Ismail Pacha had made great improvements in Khartoum, and he had completed the new government house that had been commenced by his predecessor, Moomtazz Pacha, who was also a most intelligent Circassian. He had likewise made a great change by converting a large open space into a public garden, where it was his intention that the military band should play every evening for the amusement of the people.
Steam irrigation works were also commenced on the north side of the Blue
Nile for the cultivation of cotton.
After a few days at Khartoum we took leave of our good friend, Ismail
Ayoub Pacha, and started for Cairo by steamer.
I had left my two boys, Saat and Bellaal, with Ismail Pacha, to be instructed either as musicians or soldiers, the latter profession being their great ambition. There was already a school established for the education of the more intelligent negro boys that might be liberated from the slave-traders.

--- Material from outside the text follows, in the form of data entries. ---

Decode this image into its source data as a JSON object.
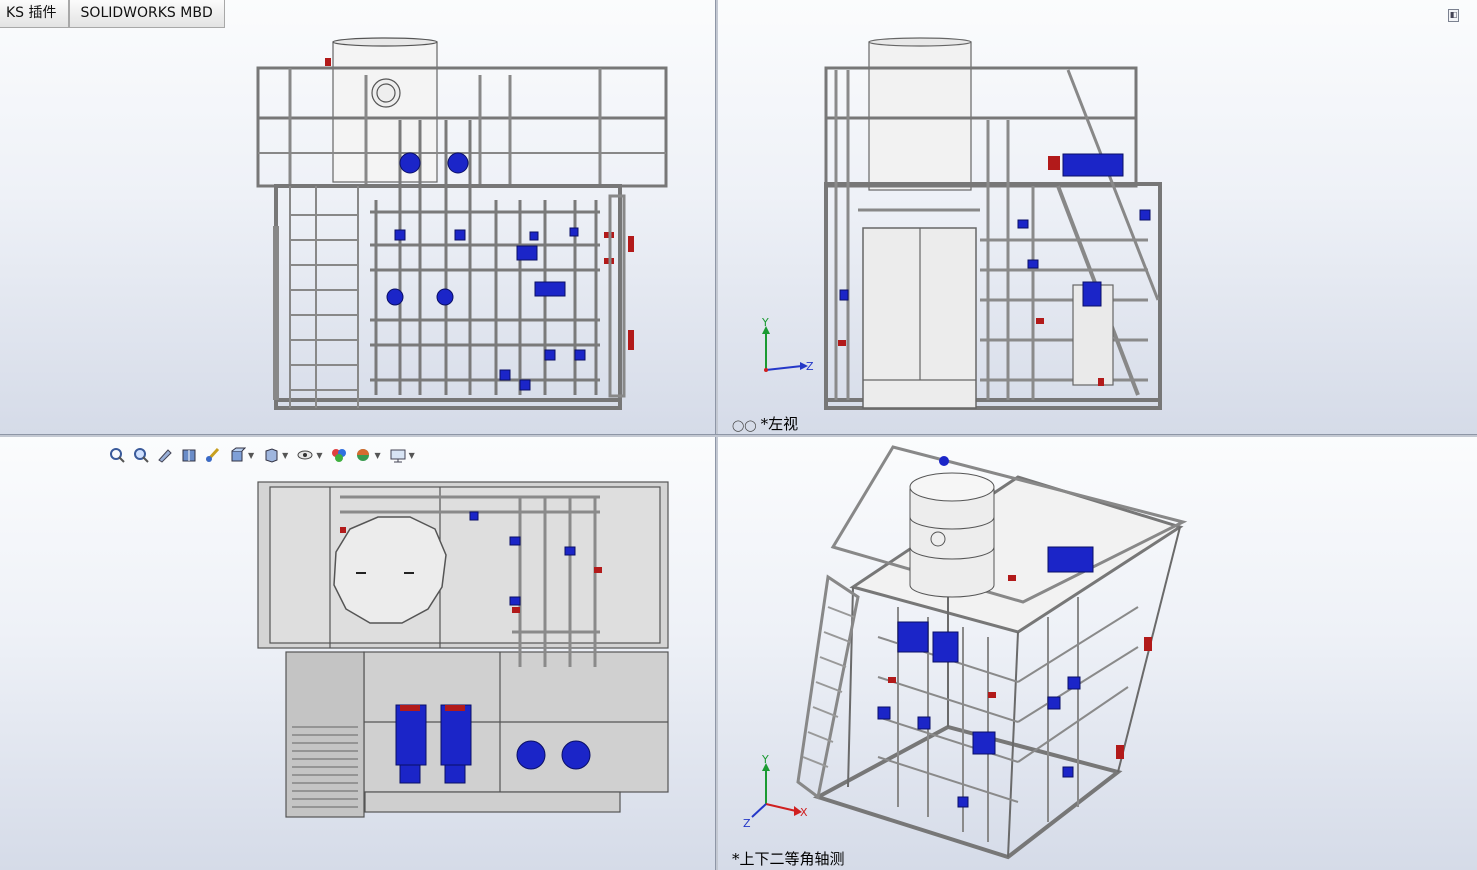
{
  "tabs": [
    {
      "label": "KS 插件"
    },
    {
      "label": "SOLIDWORKS MBD"
    }
  ],
  "viewports": {
    "left_view_label": "*左视",
    "iso_view_label": "*上下二等角轴测"
  },
  "triad": {
    "x": "X",
    "y": "Y",
    "z": "Z"
  },
  "hud_icons": [
    "zoom-to-fit-icon",
    "zoom-to-area-icon",
    "previous-view-icon",
    "section-view-icon",
    "dynamic-annotation-icon",
    "view-orientation-icon",
    "display-style-icon",
    "hide-show-items-icon",
    "edit-appearance-icon",
    "apply-scene-icon",
    "view-settings-icon"
  ],
  "colors": {
    "viewport_bg_top": "#fbfcfd",
    "viewport_bg_bottom": "#d5dbe8",
    "frame": "#9aa0aa",
    "pump_blue": "#1b25c8",
    "valve_red": "#b21a1a",
    "triad_y": "#1a9a32",
    "triad_z": "#2438c8",
    "triad_x": "#d02020"
  }
}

Upon our arrival at Berber, I found a considerable improvement in the country. The Arabs were beginning to return to the fertile banks of the river, and to rebuild their sakeeyahs or water-wheels. This change was the result of a wise reform instituted by the Khedive, in dividing the Soudan into provinces, each of which would be governed by a responsible and independent official, instead of serving under a governor-general at the distance of Khartoum.
Hussein Khalifah was now the governor of Berber. He was the great Arab sheik of the desert who had so ably assisted Mr. Higginbotham in transporting the machinery and steamer sections by camels from Korosko to Berber across the great Nubian desert, for a distance of about 400 miles. The Arabs were much pleased at his appointment as governor, as he was one of their race.
In starting from Berber for Souakim, I had the great misfortune to lose by death one of my excellent Englishmen, David Samson. He had been ailing for some time, and the intense heat of July was more than he could endure in riding across the desert. Poor Samson died on the first day's march, and I had his body conveyed to Berber, where it was buried in the Coptic cemetery with every mark of respect.
This was a sad termination after a journey of nearly four years and a half, when he was on the hopeful road towards home.
We were nearly wrecked during the voyage from Souakim to Suez, as the engine of the sloop-of-war was out of repair. We then changed to another steamer, which carried away the cap of her rudder during a heavy sea and fresh northerly gale. Fortunately our English shipwrights were on board, and Lieutenant Baker, R.N., knew his work; thus we escaped drowning on a coral reef, which would assuredly have been our fate had we been left to the ignorance of the officers and crew.
We reached Cairo on 24th August at 4.30 P.M. On 25th I had the honour of presenting myself to his Highness the Khedive, to explain the large chart of his new territory that I had annexed in Central Africa.